Forografía: Hollywood Reporter.- 

Bushi no kondate filme

Bushi no Kondate es una película japonesa del 2013 dirigida por Yûzô Asahara y narra el matrimonio semi forzoso entre Haru Funaki (Aya Ueto), una sirvienta, y Yasunobu Funaki (Kengo Kôra) el heredero de una familia de samuráis de cocina, quien es terrible en su trabajo y tiene que aprender de ella mientras se construyen un romance genuino.

A pesar de ser una historia de romance y cocina, el drama histórico termina siendo el foco principal de ella y lo demás es servido como segundo plato. Esto afecta fundamentalmente el valor de la cinta, obligándola a cambiar de tono constantemente y a opacar los factores que la hacen llamativa en primer lugar.

La escenografía es muy agradable a la vista y la iluminación se siente natural sin perder el contraste entre los personajes y el fondo. La paleta de colores es muy modesta, combina bien con los ambientes y la composición de imagen vende delicadamente la presentación.

La actuación es exagerada, no llega a ser caricaturesca, pero parece no pensada para cine, donde hay cámaras que captan la sutileza de las expresiones faciales. Existe una dinámica adorable entre los dos protagonistas que subvierte parcialmente los roles de género pero no lo suficiente para perder la inmersión en la época.

La cinematografía tiene un estilo muy clásico y sencillo que ayuda a vender efectivamente el ambiente, usando  planos medios o generales estáticos para presentar las escenas de conversación disminuyendo el uso de técnicas como el shot reverse shot.

Hay una transición en una escena de comedia que arruina el tono de la cinta, a pesar de ser usada una sola vez, y en múltiples instancias los cortes se sienten unos segundos fuera de lugar, por ello la conexión entre escenas pierde su impacto.

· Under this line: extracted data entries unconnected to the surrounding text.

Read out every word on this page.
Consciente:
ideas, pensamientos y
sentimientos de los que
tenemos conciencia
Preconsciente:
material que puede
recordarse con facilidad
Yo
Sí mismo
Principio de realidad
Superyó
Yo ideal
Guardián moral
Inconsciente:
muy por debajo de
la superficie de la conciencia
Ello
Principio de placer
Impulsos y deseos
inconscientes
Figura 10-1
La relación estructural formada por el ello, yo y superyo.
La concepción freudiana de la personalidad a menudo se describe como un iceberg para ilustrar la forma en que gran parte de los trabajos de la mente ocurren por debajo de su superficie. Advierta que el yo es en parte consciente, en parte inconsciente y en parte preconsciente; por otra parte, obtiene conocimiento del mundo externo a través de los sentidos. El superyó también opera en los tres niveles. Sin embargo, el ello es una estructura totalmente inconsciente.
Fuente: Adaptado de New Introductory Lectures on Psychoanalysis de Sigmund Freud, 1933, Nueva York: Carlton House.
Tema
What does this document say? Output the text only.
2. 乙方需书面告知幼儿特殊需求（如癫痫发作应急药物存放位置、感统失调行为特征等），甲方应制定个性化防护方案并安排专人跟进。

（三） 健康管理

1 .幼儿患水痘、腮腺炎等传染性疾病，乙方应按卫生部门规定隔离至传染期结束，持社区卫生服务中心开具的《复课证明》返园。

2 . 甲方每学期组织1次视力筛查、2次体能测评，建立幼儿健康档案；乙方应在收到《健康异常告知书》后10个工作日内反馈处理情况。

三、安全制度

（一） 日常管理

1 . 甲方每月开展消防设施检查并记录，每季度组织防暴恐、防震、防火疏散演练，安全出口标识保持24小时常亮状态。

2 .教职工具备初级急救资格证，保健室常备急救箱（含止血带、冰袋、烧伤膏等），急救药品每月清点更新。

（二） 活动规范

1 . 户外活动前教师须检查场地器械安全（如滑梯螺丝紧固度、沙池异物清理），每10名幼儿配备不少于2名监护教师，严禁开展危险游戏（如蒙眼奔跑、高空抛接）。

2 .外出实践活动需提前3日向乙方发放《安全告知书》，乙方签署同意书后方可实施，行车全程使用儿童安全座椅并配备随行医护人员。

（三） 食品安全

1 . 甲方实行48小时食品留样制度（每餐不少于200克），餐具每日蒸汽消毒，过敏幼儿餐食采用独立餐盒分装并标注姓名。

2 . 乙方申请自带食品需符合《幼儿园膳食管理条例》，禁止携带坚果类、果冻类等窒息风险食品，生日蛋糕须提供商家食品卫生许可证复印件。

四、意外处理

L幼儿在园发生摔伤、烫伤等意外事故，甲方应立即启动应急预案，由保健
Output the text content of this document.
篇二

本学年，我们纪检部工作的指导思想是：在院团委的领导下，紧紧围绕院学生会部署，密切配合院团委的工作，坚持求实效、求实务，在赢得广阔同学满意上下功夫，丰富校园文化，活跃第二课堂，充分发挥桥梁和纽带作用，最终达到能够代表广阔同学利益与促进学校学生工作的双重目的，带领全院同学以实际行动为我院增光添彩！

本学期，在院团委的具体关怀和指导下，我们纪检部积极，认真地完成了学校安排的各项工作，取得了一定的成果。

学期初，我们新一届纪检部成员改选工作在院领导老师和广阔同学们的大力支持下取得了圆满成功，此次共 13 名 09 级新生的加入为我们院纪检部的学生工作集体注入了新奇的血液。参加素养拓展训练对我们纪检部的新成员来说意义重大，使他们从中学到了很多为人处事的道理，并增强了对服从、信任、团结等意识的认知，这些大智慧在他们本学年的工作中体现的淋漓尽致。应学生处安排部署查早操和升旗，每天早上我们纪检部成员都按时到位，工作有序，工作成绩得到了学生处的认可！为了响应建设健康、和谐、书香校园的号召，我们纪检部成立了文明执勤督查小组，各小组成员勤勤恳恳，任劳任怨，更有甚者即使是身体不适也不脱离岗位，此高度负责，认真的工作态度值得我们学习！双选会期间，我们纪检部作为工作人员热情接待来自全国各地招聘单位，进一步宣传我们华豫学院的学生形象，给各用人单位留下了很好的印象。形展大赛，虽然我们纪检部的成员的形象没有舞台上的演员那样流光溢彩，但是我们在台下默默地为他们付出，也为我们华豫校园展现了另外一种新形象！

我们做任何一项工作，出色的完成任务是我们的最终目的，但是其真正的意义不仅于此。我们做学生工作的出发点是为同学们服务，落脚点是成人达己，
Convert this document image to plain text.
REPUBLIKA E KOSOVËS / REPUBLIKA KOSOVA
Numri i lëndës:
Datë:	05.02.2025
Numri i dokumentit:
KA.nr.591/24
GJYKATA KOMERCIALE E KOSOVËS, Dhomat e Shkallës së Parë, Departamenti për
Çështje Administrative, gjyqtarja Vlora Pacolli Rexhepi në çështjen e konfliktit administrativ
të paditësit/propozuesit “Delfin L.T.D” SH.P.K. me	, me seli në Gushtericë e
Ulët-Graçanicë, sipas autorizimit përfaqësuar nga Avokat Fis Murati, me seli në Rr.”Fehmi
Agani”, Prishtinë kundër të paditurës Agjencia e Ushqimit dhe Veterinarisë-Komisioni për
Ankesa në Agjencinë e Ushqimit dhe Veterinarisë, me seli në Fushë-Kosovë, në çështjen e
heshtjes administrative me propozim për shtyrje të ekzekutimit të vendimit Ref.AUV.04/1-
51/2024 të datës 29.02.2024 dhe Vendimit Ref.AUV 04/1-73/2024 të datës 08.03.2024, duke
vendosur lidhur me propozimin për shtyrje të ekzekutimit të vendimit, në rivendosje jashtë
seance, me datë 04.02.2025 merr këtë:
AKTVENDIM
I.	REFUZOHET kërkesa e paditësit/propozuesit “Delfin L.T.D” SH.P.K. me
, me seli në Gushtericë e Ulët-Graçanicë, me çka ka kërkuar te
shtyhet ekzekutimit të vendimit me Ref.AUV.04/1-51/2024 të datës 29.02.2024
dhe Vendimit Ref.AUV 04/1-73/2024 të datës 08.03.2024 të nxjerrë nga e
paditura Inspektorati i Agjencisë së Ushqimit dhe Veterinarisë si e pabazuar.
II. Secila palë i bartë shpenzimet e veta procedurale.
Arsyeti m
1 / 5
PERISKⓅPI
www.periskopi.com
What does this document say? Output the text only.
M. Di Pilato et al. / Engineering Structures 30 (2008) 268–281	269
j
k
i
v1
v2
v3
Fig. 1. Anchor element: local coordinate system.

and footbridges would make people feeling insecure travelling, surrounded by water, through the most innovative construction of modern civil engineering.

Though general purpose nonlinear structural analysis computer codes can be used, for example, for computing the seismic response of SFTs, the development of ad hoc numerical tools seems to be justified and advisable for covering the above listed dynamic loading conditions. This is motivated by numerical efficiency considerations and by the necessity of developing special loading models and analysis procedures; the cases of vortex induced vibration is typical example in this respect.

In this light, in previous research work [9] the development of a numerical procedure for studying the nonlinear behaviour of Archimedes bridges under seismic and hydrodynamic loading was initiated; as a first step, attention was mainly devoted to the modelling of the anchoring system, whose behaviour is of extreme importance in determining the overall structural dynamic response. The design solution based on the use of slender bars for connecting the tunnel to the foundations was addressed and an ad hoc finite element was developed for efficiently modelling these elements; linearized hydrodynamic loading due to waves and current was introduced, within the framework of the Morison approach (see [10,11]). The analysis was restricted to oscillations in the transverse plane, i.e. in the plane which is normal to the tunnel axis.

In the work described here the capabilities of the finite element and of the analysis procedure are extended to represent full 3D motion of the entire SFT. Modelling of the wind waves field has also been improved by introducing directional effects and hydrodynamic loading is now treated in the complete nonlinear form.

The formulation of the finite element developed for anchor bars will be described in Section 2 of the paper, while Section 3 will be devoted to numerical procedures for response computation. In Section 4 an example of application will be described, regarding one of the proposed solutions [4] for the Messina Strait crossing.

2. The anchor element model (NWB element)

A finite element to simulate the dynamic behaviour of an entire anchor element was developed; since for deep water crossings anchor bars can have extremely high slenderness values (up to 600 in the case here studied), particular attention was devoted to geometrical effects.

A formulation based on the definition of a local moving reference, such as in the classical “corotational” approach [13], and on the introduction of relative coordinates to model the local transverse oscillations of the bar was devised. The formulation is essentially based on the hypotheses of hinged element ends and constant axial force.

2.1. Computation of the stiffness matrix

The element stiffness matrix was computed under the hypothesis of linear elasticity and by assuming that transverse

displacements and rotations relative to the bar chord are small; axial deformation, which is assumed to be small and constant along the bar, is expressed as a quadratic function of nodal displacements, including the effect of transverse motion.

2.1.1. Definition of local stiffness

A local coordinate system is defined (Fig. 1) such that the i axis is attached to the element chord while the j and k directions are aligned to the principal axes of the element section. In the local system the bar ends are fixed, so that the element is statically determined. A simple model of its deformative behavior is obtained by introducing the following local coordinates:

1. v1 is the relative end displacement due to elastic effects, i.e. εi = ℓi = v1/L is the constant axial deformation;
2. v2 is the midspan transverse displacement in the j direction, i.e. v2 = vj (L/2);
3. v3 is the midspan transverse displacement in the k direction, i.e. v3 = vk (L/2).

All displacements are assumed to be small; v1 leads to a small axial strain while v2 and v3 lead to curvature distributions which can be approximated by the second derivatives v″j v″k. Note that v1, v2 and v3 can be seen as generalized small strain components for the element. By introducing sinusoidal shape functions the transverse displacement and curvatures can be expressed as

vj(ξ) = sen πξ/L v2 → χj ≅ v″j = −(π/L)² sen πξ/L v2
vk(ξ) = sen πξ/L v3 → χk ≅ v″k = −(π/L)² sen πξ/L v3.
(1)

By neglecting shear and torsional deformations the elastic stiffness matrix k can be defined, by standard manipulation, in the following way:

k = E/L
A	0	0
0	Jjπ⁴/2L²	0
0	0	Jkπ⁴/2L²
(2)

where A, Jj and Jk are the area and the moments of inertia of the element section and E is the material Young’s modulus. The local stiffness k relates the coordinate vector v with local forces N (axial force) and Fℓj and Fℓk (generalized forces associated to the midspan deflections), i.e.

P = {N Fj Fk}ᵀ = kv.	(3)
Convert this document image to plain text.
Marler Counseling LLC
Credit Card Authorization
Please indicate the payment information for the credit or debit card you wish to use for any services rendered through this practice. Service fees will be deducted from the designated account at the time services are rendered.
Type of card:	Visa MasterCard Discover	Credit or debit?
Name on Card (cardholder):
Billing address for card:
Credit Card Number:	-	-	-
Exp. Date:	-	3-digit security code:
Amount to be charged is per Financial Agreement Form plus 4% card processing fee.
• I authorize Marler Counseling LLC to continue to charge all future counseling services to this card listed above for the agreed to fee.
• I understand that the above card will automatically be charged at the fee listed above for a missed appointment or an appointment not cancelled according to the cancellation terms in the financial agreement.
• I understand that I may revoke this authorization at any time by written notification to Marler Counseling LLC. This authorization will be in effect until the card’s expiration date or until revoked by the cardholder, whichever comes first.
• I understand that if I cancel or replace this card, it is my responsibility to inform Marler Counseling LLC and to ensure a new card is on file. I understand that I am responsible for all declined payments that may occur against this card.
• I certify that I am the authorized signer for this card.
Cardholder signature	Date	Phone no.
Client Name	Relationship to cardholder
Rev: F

El sonido es muy ambiental, permitiendo que las voces se escuchen claramente y la música, compuesta por Taro Iwashiro, no es memorable y es poco sutil al comunicar la emoción de una escena, pero es coherente con lo que se ve.

Bushi no kondate tiene una premisa entretenida, personajes agradables, una ambientación preciosa y aun así es como comer estando satisfecho, la promesa del buen sabor permite seguir avanzando, pero la satisfacción es la misma que al comienzo y últimamente solo traerá remordimiento.

Esta película se proyectó en el auditorio principal de la Universidad Montevila en el marco de la celebración de la Semana de Japón en la UMA.